Tanpa terasa telah beberapa tahun kerasnya kehidupan ini ku jalani. Dalam lelah ku mengayuh sepeda memasuki kampung demi kampung, aku berusaha menepis segala kenangan manis yang pernah kami alami di beranda rumah. Sebuah gelas lagi, yang bertuliskan Papa tak pernah tersaja di meja kayu, hanya tersimpan di rak dapur, sebuah gelas kosong, dingin dan telah retak.
Pak Imron, wali kelasnya Daus pernah datang bertamu. Ia ingin melamarku untuk menjadi istri keduanya. Alasannya karena ia merasa kasihan melihat nasibku dan Daus yang tidak mempunyai ayah. Ah! laki-laki, dimana-mana sama saja!
Aku memilih cerai karena tidak mau suamiku beristri lagi, lah kok malah datang lagi seorang laki-laki yang berniat poligami.
“Pak Imron serius? Atau cuma kasihan saja melihat kehidupan kami?”
“Ummi Salsa, niat saya cuma ibadah.”
“Masih banyakkan ibadah-ibadah lainnya yang masih bias kita kerjakan, Pak Imron? Bukan melulu poligami!”
“Jadi bagaimana Ummi, apakah pinangan saya diterima?”
Aku terus berpikir keras, biar bagaimanapun Pak Imron adalah wali kelasnya Daus. Bagaimana kalau dia sakit hati atau kecewa apakah tidak akan berdampak pada sekolahnya Daus?.
“Pak Imron sudah ijin belum dengan istrinya?”
“Memangnya harus ijin Ummi?, bukan kewajiban Ummi.”

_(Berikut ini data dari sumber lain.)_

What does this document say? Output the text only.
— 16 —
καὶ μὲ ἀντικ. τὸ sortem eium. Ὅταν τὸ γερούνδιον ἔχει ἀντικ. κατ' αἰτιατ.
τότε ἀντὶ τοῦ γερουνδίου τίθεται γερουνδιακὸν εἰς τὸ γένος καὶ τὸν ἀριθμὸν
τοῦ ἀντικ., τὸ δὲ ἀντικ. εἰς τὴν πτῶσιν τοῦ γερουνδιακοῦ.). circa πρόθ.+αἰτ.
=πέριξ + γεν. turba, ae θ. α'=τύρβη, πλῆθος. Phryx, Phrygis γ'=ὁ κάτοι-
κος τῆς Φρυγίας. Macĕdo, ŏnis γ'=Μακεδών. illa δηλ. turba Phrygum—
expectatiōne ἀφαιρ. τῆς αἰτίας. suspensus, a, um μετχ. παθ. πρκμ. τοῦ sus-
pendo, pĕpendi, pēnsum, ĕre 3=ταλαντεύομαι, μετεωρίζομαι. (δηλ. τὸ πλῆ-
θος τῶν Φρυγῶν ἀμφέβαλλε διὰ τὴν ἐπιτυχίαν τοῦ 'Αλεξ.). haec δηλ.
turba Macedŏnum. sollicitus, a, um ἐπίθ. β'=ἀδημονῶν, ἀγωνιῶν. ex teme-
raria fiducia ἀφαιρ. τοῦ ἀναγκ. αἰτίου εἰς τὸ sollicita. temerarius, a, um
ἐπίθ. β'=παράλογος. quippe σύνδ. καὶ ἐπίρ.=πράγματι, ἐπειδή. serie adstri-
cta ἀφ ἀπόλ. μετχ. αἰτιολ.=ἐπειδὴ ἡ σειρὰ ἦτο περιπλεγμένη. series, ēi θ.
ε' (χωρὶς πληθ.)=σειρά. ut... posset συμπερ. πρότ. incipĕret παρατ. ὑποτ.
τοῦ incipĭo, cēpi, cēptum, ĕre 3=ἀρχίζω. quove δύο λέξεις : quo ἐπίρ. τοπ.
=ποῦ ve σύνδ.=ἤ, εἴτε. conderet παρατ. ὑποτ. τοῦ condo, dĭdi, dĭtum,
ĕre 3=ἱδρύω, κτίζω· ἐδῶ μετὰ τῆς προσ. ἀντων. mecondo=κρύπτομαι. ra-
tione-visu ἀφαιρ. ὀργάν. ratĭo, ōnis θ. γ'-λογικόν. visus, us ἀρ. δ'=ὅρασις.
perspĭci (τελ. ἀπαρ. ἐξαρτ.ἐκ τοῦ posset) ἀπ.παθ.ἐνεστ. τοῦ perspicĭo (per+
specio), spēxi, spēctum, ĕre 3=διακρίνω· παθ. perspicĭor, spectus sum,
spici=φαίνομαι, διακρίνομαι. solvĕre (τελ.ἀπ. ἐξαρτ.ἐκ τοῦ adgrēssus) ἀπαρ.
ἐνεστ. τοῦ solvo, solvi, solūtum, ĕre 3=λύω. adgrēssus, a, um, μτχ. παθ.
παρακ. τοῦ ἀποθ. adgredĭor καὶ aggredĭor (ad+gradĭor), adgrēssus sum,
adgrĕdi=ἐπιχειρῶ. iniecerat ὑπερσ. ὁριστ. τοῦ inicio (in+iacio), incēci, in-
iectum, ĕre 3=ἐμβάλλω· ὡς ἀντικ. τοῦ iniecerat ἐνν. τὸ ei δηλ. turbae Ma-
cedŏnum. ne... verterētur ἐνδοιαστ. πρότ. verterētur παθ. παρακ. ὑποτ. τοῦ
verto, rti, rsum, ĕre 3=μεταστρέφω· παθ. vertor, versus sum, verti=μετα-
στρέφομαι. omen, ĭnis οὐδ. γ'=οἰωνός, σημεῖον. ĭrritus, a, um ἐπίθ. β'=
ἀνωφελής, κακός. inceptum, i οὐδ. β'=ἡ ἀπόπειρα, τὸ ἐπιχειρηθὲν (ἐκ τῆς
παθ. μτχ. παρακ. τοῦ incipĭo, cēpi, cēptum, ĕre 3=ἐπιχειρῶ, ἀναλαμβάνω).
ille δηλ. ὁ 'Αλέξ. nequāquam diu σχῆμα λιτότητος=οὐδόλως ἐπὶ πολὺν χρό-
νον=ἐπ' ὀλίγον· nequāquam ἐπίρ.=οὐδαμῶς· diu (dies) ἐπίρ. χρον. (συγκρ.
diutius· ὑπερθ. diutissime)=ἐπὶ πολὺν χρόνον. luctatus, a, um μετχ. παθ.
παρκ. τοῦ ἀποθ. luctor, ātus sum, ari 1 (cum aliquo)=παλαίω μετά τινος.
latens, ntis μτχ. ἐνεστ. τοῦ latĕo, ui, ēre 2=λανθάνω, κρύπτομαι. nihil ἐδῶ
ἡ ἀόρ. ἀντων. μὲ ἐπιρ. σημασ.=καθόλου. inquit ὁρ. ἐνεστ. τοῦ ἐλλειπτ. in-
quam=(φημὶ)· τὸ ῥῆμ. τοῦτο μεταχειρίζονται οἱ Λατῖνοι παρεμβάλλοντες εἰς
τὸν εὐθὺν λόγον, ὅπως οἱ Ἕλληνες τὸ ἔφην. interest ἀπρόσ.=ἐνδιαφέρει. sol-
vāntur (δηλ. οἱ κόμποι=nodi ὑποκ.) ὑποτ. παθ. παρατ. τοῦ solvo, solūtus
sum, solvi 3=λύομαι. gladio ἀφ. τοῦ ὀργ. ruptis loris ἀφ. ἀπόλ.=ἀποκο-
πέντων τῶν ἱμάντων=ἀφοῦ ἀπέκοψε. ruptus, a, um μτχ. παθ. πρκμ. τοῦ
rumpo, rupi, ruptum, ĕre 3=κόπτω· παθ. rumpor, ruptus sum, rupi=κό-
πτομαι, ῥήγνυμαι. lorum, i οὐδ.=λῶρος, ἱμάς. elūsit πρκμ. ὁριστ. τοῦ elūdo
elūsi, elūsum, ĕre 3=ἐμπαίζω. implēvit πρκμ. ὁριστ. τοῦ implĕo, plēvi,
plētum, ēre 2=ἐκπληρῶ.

“Itu syarat utama dari saya, Pak. Pak Imron harus ijin dulu dan disetujui oleh istri bapak. Istri bapak harus datang menemui saya dan menyatakan kalau ia rela dan ikhlas dunia akhirat untuk di madu oleh saya. Kalau syarat itu sudah terpenuhi saya baru mau dinikahi oleh Pak Imron”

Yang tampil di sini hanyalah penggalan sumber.